Upon getting his shoulders squared, Elliott leaves a defender grasping for air after a pretty juke move. Zeke may not have the total repertoire of moves that a guy like Braxton Miller has, but Elliott has consistently demonstrated the ability to juke, spin, and even hurdle the first man to get in his way.
Finally, Elliott shrugs off two more tackle attempts with pure strength, and manages to stay in bounds long enough to find the end-zone. Watching Elliott consistently stay inbounds for as long as possible is a trait not often seen from too many skill position players, but it's a trait that helps turn plays like this into touchdowns.
Weaknesses: Literally nothing
I'm not calling Elliott a perfect running back, but what is there to critique about the guy?

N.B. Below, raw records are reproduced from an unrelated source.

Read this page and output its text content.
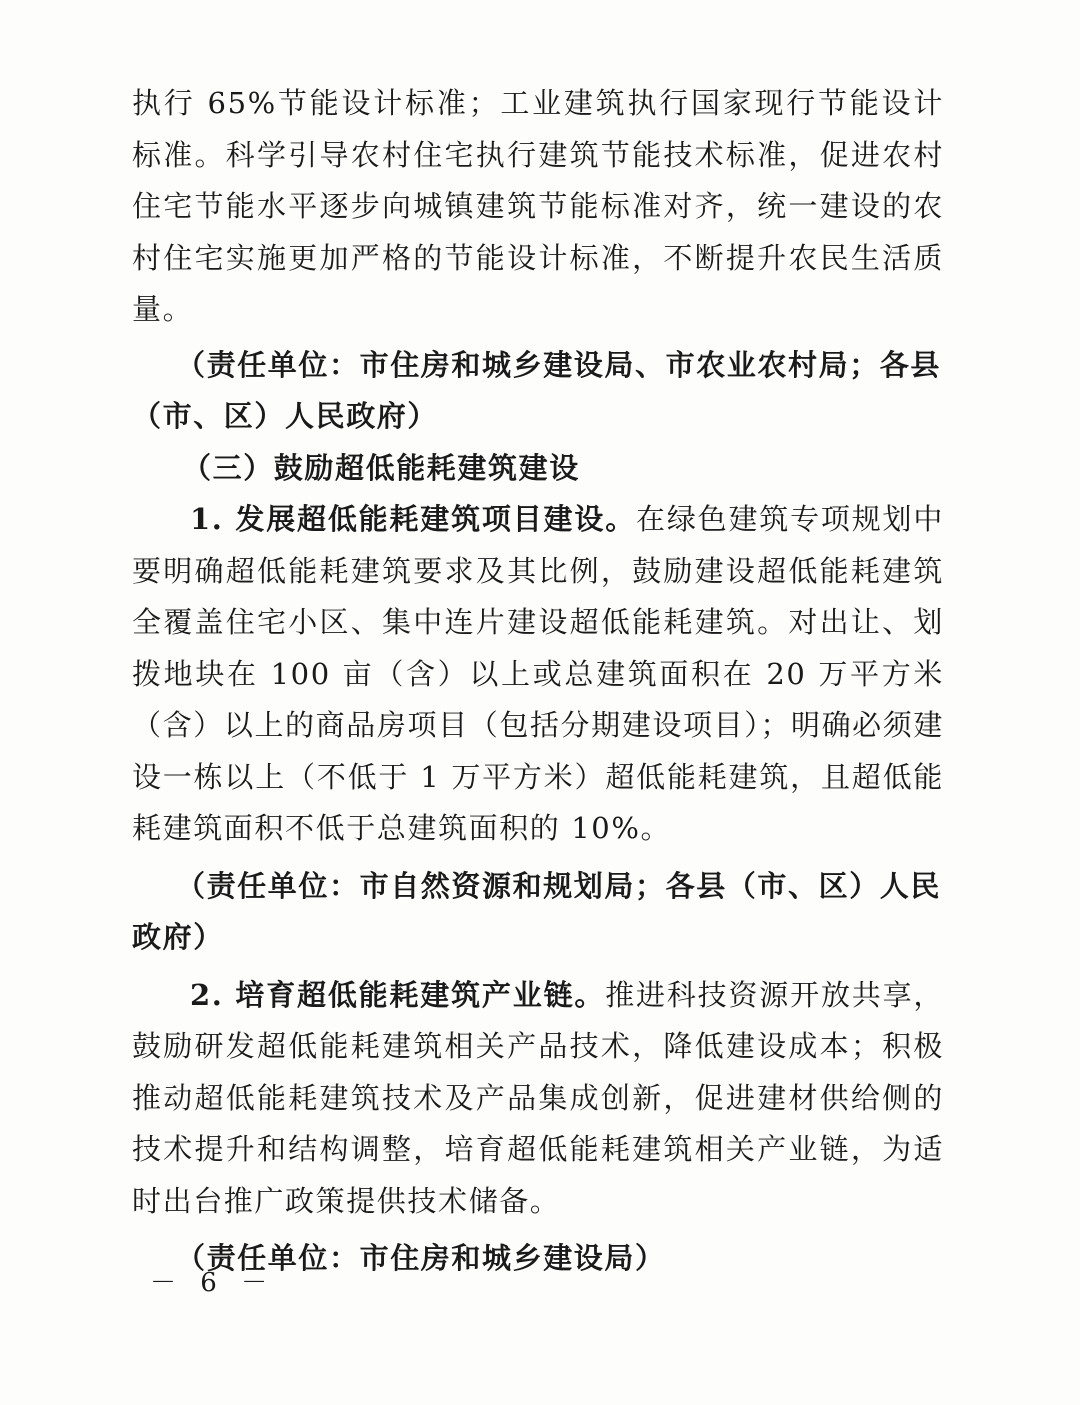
执行 65%节能设计标准；工业建筑执行国家现行节能设计标准。科学引导农村住宅执行建筑节能技术标准，促进农村住宅节能水平逐步向城镇建筑节能标准对齐，统一建设的农村住宅实施更加严格的节能设计标准，不断提升农民生活质量。

（责任单位：市住房和城乡建设局、市农业农村局；各县（市、区）人民政府）

（三）鼓励超低能耗建筑建设

1. 发展超低能耗建筑项目建设。在绿色建筑专项规划中要明确超低能耗建筑要求及其比例，鼓励建设超低能耗建筑全覆盖住宅小区、集中连片建设超低能耗建筑。对出让、划拨地块在 100 亩（含）以上或总建筑面积在 20 万平方米（含）以上的商品房项目（包括分期建设项目）；明确必须建设一栋以上（不低于 1 万平方米）超低能耗建筑，且超低能耗建筑面积不低于总建筑面积的 10%。

（责任单位：市自然资源和规划局；各县（市、区）人民政府）

2. 培育超低能耗建筑产业链。推进科技资源开放共享，鼓励研发超低能耗建筑相关产品技术，降低建设成本；积极推动超低能耗建筑技术及产品集成创新，促进建材供给侧的技术提升和结构调整，培育超低能耗建筑相关产业链，为适时出台推广政策提供技术储备。

（责任单位：市住房和城乡建设局）

－ 6 －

The weaknesses NFL.com presented are laughable, and while Elliott may not be ‘elite' at any particular skill, he's at the worst above average in everything. As for questioning Zeke's maturity when he made some questionable comments following the Michigan State loss, c'mon. What was he supposed to say? Say he was more than okay with receiving just 12 carries? Call me a homer but I'm not going to sweat one instance of ‘immaturity' when evaluating a running back who routinely gives more effort without the ball in his hands than any other play in the country.
Best Case NFL Comp: Priest Holmes
The former Kansas City Chiefs star, Priest Holmes made a living as one of the most versatile running backs the NFL has ever seen. A career average of 4.6 yards per carry shows just how dominant Holmes was over his 10 year NFL career, and with an average of 34 receptions a year, the defense was never safe when Holmes was anywhere on the field.

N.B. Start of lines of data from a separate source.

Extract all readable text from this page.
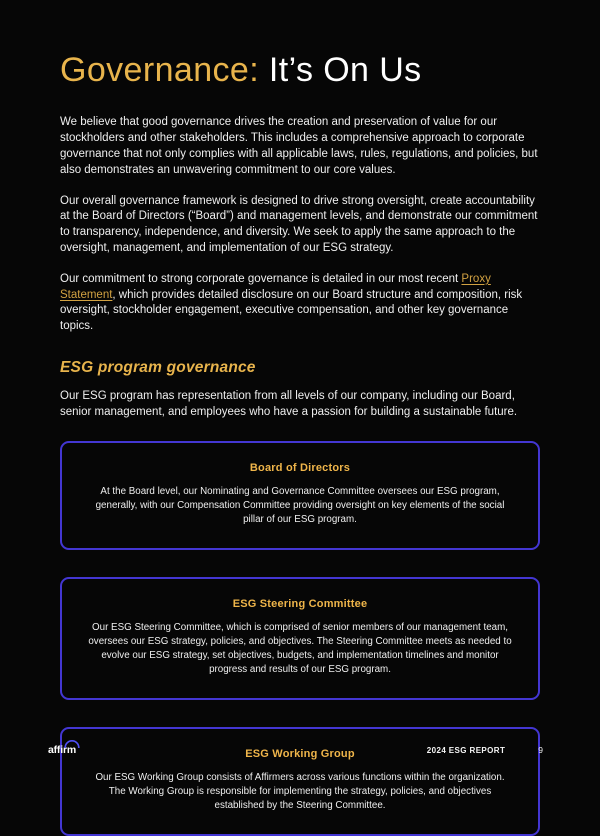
Governance: It’s On Us

We believe that good governance drives the creation and preservation of value for our stockholders and other stakeholders. This includes a comprehensive approach to corporate governance that not only complies with all applicable laws, rules, regulations, and policies, but also demonstrates an unwavering commitment to our core values.

Our overall governance framework is designed to drive strong oversight, create accountability at the Board of Directors (“Board”) and management levels, and demonstrate our commitment to transparency, independence, and diversity. We seek to apply the same approach to the oversight, management, and implementation of our ESG strategy.

Our commitment to strong corporate governance is detailed in our most recent Proxy Statement, which provides detailed disclosure on our Board structure and composition, risk oversight, stockholder engagement, executive compensation, and other key governance topics.

ESG program governance

Our ESG program has representation from all levels of our company, including our Board, senior management, and employees who have a passion for building a sustainable future.

Board of Directors
At the Board level, our Nominating and Governance Committee oversees our ESG program, generally, with our Compensation Committee providing oversight on key elements of the social pillar of our ESG program.
ESG Steering Committee
Our ESG Steering Committee, which is comprised of senior members of our management team, oversees our ESG strategy, policies, and objectives. The Steering Committee meets as needed to evolve our ESG strategy, set objectives, budgets, and implementation timelines and monitor progress and results of our ESG program.
ESG Working Group
Our ESG Working Group consists of Affirmers across various functions within the organization. The Working Group is responsible for implementing the strategy, policies, and objectives established by the Steering Committee.
affirm	2024 ESG REPORT	9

Elliott's ceiling is very similar to what Holmes brought to the table: an explosive three-down running back who defenses must account for in all facets of the game. While Ohio State had trouble getting any of its pass catchers consistently involved in 2015, expect Elliott's great hands to be put on display in the pass friendly NFL.
Worst Case NFL Comp: Laurence Maroney
Laurence Maroney, aka the less entertaining half of the once feared Minnesota Golden Gophers backfield, served a fairly productive six year NFL career that saw him consistently battling a barrage of injuries. At his best, Maroney was a consistent weapon out of the backfield for the late 2000s New England Patriots, but the former first round pick just couldn't quite establish himself as a NFL bell cow worthy of 20 plus carries a game.

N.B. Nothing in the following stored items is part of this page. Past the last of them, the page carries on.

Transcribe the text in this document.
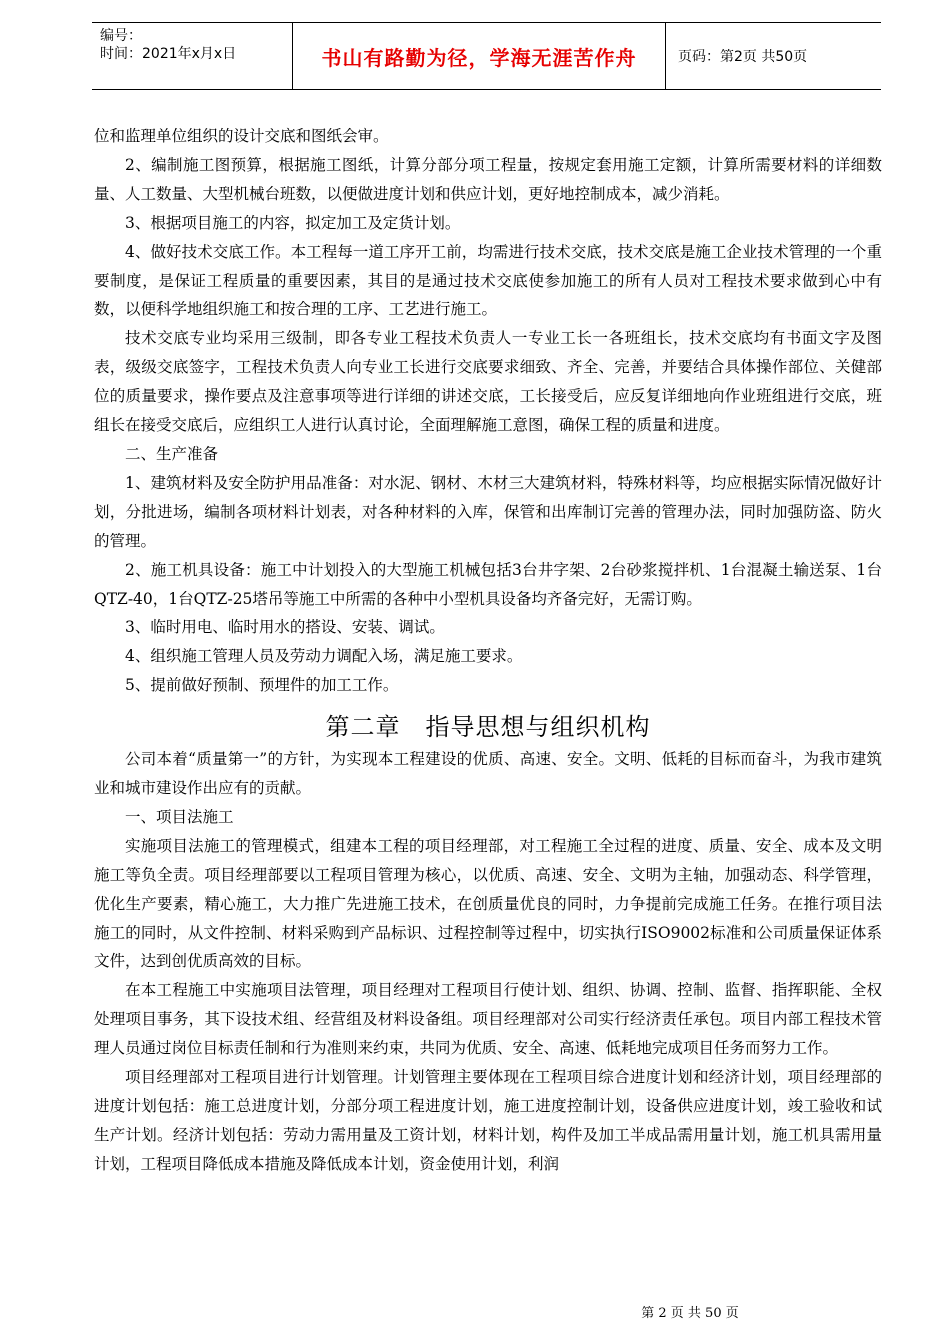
编号：
时间：2021年x月x日	书山有路勤为径，学海无涯苦作舟	页码：第2页 共50页

位和监理单位组织的设计交底和图纸会审。

2、编制施工图预算，根据施工图纸，计算分部分项工程量，按规定套用施工定额，计算所需要材料的详细数量、人工数量、大型机械台班数，以便做进度计划和供应计划，更好地控制成本，减少消耗。

3、根据项目施工的内容，拟定加工及定货计划。

4、做好技术交底工作。本工程每一道工序开工前，均需进行技术交底，技术交底是施工企业技术管理的一个重要制度，是保证工程质量的重要因素，其目的是通过技术交底使参加施工的所有人员对工程技术要求做到心中有数，以便科学地组织施工和按合理的工序、工艺进行施工。

技术交底专业均采用三级制，即各专业工程技术负责人一专业工长一各班组长，技术交底均有书面文字及图表，级级交底签字，工程技术负责人向专业工长进行交底要求细致、齐全、完善，并要结合具体操作部位、关健部位的质量要求，操作要点及注意事项等进行详细的讲述交底，工长接受后，应反复详细地向作业班组进行交底，班组长在接受交底后，应组织工人进行认真讨论，全面理解施工意图，确保工程的质量和进度。

二、生产准备

1、建筑材料及安全防护用品准备：对水泥、钢材、木材三大建筑材料，特殊材料等，均应根据实际情况做好计划，分批进场，编制各项材料计划表，对各种材料的入库，保管和出库制订完善的管理办法，同时加强防盗、防火的管理。

2、施工机具设备：施工中计划投入的大型施工机械包括3台井字架、2台砂浆搅拌机、1台混凝土输送泵、1台QTZ-40，1台QTZ-25塔吊等施工中所需的各种中小型机具设备均齐备完好，无需订购。

3、临时用电、临时用水的搭设、安装、调试。

4、组织施工管理人员及劳动力调配入场，满足施工要求。

5、提前做好预制、预埋件的加工工作。

第二章　指导思想与组织机构

公司本着“质量第一”的方针，为实现本工程建设的优质、高速、安全。文明、低耗的目标而奋斗，为我市建筑业和城市建设作出应有的贡献。

一、项目法施工

实施项目法施工的管理模式，组建本工程的项目经理部，对工程施工全过程的进度、质量、安全、成本及文明施工等负全责。项目经理部要以工程项目管理为核心，以优质、高速、安全、文明为主轴，加强动态、科学管理，优化生产要素，精心施工，大力推广先进施工技术，在创质量优良的同时，力争提前完成施工任务。在推行项目法施工的同时，从文件控制、材料采购到产品标识、过程控制等过程中，切实执行ISO9002标准和公司质量保证体系文件，达到创优质高效的目标。

在本工程施工中实施项目法管理，项目经理对工程项目行使计划、组织、协调、控制、监督、指挥职能、全权处理项目事务，其下设技术组、经营组及材料设备组。项目经理部对公司实行经济责任承包。项目内部工程技术管理人员通过岗位目标责任制和行为准则来约束，共同为优质、安全、高速、低耗地完成项目任务而努力工作。

项目经理部对工程项目进行计划管理。计划管理主要体现在工程项目综合进度计划和经济计划，项目经理部的进度计划包括：施工总进度计划，分部分项工程进度计划，施工进度控制计划，设备供应进度计划，竣工验收和试生产计划。经济计划包括：劳动力需用量及工资计划，材料计划，构件及加工半成品需用量计划，施工机具需用量计划，工程项目降低成本措施及降低成本计划，资金使用计划，利润

第 2 页 共 50 页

For Elliott to have a ‘bad' NFL career, it's going to have to be because of struggles to consistently run the football. Zeke's blocking and receiving skills are going to give him a very long (as far as running backs are concerned) life in the NFL, as even if Elliott does not turn out to be a running back worth building your offense around, his unselfishness on the football field will always make him a productive player. Elliott's before mentioned tendency to impose his physicality on any and every defender could also be worrisome when projecting a NFL career over six or seven years.
NFL Draft projection: First half of the first round
Originally projected as a bottom of the first round type of prospect, scouts have not stopped gushing about Elliott's potential as an elite NFL running back. While Dallas at number four once seemed like a fairly possible destination, it now appears that the Philadelphia Eagles at pick number eight or the New York Giants at pick number 10 could be Elliott's new home.
Most "Ezekiel Elliott" play: ROLL ZEKE ROLL
What else could it be? 85 yards to the house. I look forward to seeing this play multiple times a year until the end of time.